Постепенно публицисты-технологи, как я условно называю себя и других журналистов того времени (сам я после университета еще учился заочно в сельхозтехникуме, стремясь по-настоящему освоить агрономию), становились публицистами-экономистами. Не случайно в ту пору многие защитили диссертации по экономике, и как раз на защите Отто Лациса в Институте народного хозяйства имени Плеханова известный экономист Александр Михайлович Бирман говорил, что многие публицистические статьи в журналах и даже в газетах по глубине анализа отвечают самым строгим требованиям, предъявляемым к научным трудам. Он назвал тогда в качестве примера очерки Юрия Черниченко в «Новом мире» и Светланы Ярмолюк в «Известиях».
Но дело, разумеется, не в диссертациях. Кто-то, надо сказать, так и застрял на стадии «технолога», не в упрек, конечно, будет сказано — и о технологиях нужно писать — но плохо, если застрял на том же уровне понимания причин их неприменения и необходимости «внедрения» сверху. Другие же поднимались на более высокую ступень и становились уже, я бы сказал, публицистами-обществоведами, то есть научились видеть производство и его отдельные пороки в системе всех общественных отношений. (Теперь, кстати, все — либо репортеры, либо «политологи», но это, по-моему, даже шаг назад, сужение взгляда на жизнь). Короче говоря, как раз во время моей работы в «Советской России» начинался, по-моему, новый виток осмысления журналистами окружавших их реальностей.
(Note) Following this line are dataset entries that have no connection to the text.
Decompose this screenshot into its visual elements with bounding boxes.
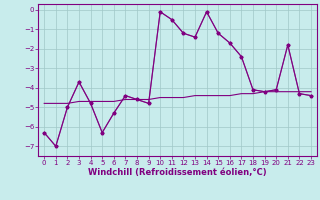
X-axis label: Windchill (Refroidissement éolien,°C): Windchill (Refroidissement éolien,°C) <box>88 168 267 177</box>
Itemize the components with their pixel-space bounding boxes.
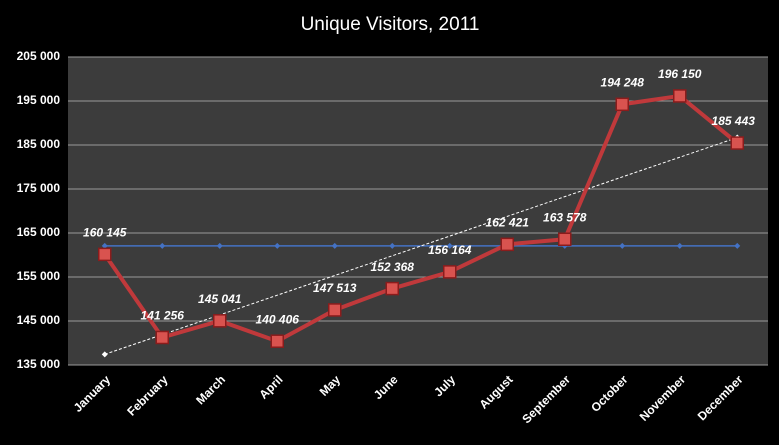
marker — [558, 232, 572, 247]
marker — [673, 89, 687, 103]
chart-title: Unique Visitors, 2011 — [301, 14, 480, 35]
y-tick-label: 195 000 — [17, 93, 61, 107]
marker — [159, 242, 166, 249]
marker — [615, 97, 629, 112]
value-label: 196 150 — [658, 67, 702, 81]
marker — [101, 242, 108, 249]
series-line — [103, 93, 739, 344]
value-label: 185 443 — [712, 114, 756, 128]
marker — [389, 242, 396, 249]
value-label: 145 041 — [198, 292, 242, 306]
value-label: 194 248 — [601, 75, 645, 89]
marker — [274, 242, 281, 249]
y-tick-label: 155 000 — [17, 269, 61, 283]
marker — [676, 242, 683, 249]
marker — [385, 281, 399, 296]
value-label: 163 578 — [543, 210, 587, 224]
marker — [216, 242, 223, 249]
marker — [101, 351, 108, 358]
marker — [500, 237, 514, 252]
marker — [331, 242, 338, 249]
marker — [730, 136, 744, 150]
marker — [443, 265, 457, 279]
marker — [328, 303, 342, 317]
value-label: 147 513 — [313, 281, 357, 295]
value-label: 162 421 — [486, 216, 530, 230]
y-tick-label: 185 000 — [17, 137, 61, 151]
marker — [213, 314, 227, 328]
marker — [734, 242, 741, 249]
marker — [270, 334, 284, 348]
series-line — [104, 137, 738, 355]
y-tick-label: 135 000 — [17, 357, 61, 371]
value-label: 160 145 — [83, 226, 127, 240]
marker — [155, 330, 169, 345]
plot-area — [68, 57, 768, 365]
value-label: 140 406 — [256, 312, 300, 326]
marker — [98, 247, 112, 262]
marker — [446, 242, 453, 249]
y-tick-label: 165 000 — [17, 225, 61, 239]
value-label: 141 256 — [141, 309, 185, 323]
value-label: 156 164 — [428, 243, 472, 257]
y-tick-label: 145 000 — [17, 313, 61, 327]
y-tick-label: 175 000 — [17, 181, 61, 195]
y-tick-label: 205 000 — [17, 49, 61, 63]
value-label: 152 368 — [371, 260, 415, 274]
marker — [619, 242, 626, 249]
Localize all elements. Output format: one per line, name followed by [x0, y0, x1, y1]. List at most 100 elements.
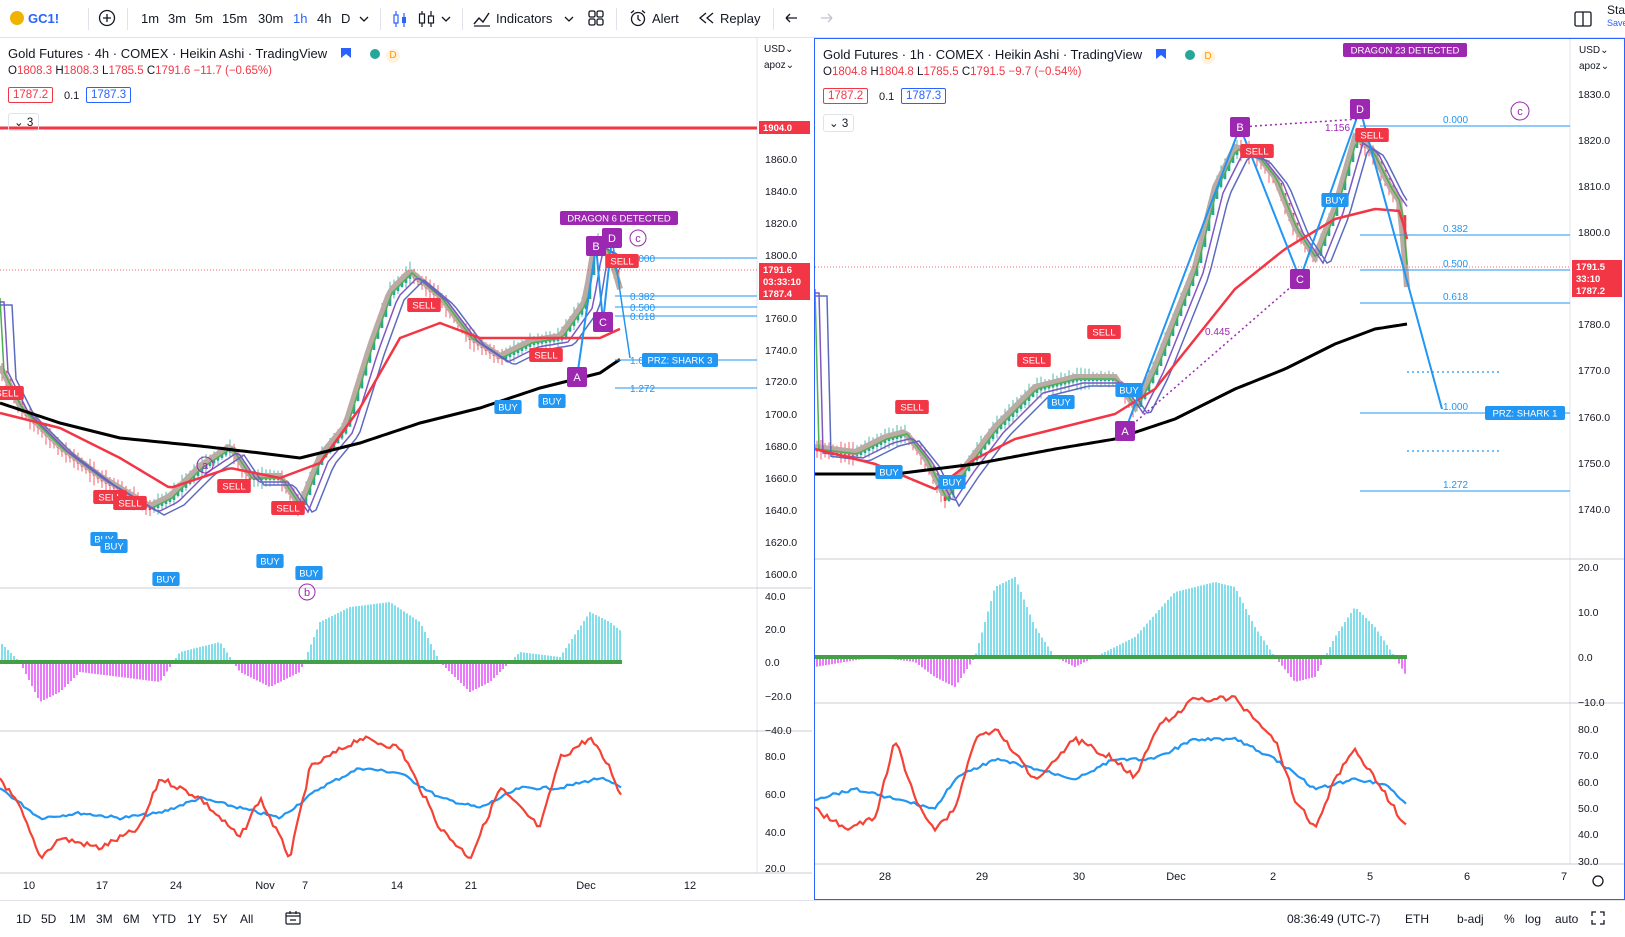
rsi-tick: 60.0 — [1578, 777, 1599, 789]
fib-level-label: 0.500 — [1443, 259, 1468, 270]
harmonic-ratio-line — [1239, 118, 1361, 128]
sell-signal-label: SELL — [276, 504, 299, 515]
range-6m[interactable]: 6M — [123, 912, 140, 926]
auto-scale-button[interactable]: auto — [1555, 912, 1579, 926]
price-tick: 1660.0 — [765, 473, 797, 485]
sell-signal-label: SELL — [610, 257, 633, 268]
osc-tick: 40.0 — [765, 591, 786, 603]
sell-signal-label: SELL — [1245, 147, 1268, 158]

С Зародовым у меня отношения поначалу не складывались. Он казался мне в сравнении с блестящим Аджубеем слишком осторожным, слишком оглядывающимся и, признаюсь, даже серым. Я сознавал, что у него и у Аджубея возможности разные, но вместе с тем не понимал многого, не понимал, насколько трудно было Зародову приспосабливаться, удерживаться на плаву в те времена, в тех сложных условиях. Опять-таки сказывался мой провинциализм и связанный с ним максимализм. Я просто после очередного спора с главным приходил в отдел и ругался вслух: перестраховщик, боится всего, не хочет трогать острые вопросы, назревшие проблемы, все куда-то звонит, кого- то спрашивает. На заседаниях Совета Министров РСФСР, других совещаниях, где мы бывали порою вместе, на меня неприятно действовало то, как он разговаривал с высокопоставленными лицами республиканского масштаба — с министрами, председателями разных комитетов, партийными работниками. Крупный такой мужик, бывший моряк (поэтому мы его и звали меж собою Костя-капитан) подходит к какому-нибудь плюгавенькому министру и, глядя на него сверху вниз, но стараясь глядеть как бы наоборот, хотя это трудно, весь краснеет и что-нибудь робко спрашивает. А плюгавенький высокомерно, глядя, конечно, не вверх, а куда-нибудь ему на брюхо или ниже, отвечает барским тоном, как нужно поступить, потому что, конечно, Зародов советовался по публикациям.
Есть, кстати, такие амбициозные недомерки, которые, как я заметил, даже рослому человеку умеют подать руку как бы сверху, задирая для этого локоть выше плеча и спуская ладошку под углом вниз. К такому нетрудно приспособиться, если хочешь того.
То есть у меня поначалу образ Зародова складывался если не совсем негативный, то противоречивый. Я постепенно начинал видеть его положительные стороны, его стремление делать в газете что-то интересное. В то же время эта чрезмерная, как мне казалось, осторожность, это виновато красное лицо (я и того не знал, что такая краснота была связана с сердечно-сосудистым заболеванием) раздражали, вызывали досаду. Я наступал на него со своими замыслами, а он, сознавая, что реализовать их сейчас чрезвычайно трудно, но, в общем-то, принимая те аргументы, которые я приводил, и не имея возможности ответить мне «да», опять застенчиво краснел, что еще больше вызывало у меня отрицательные, прямо скажем, эмоции.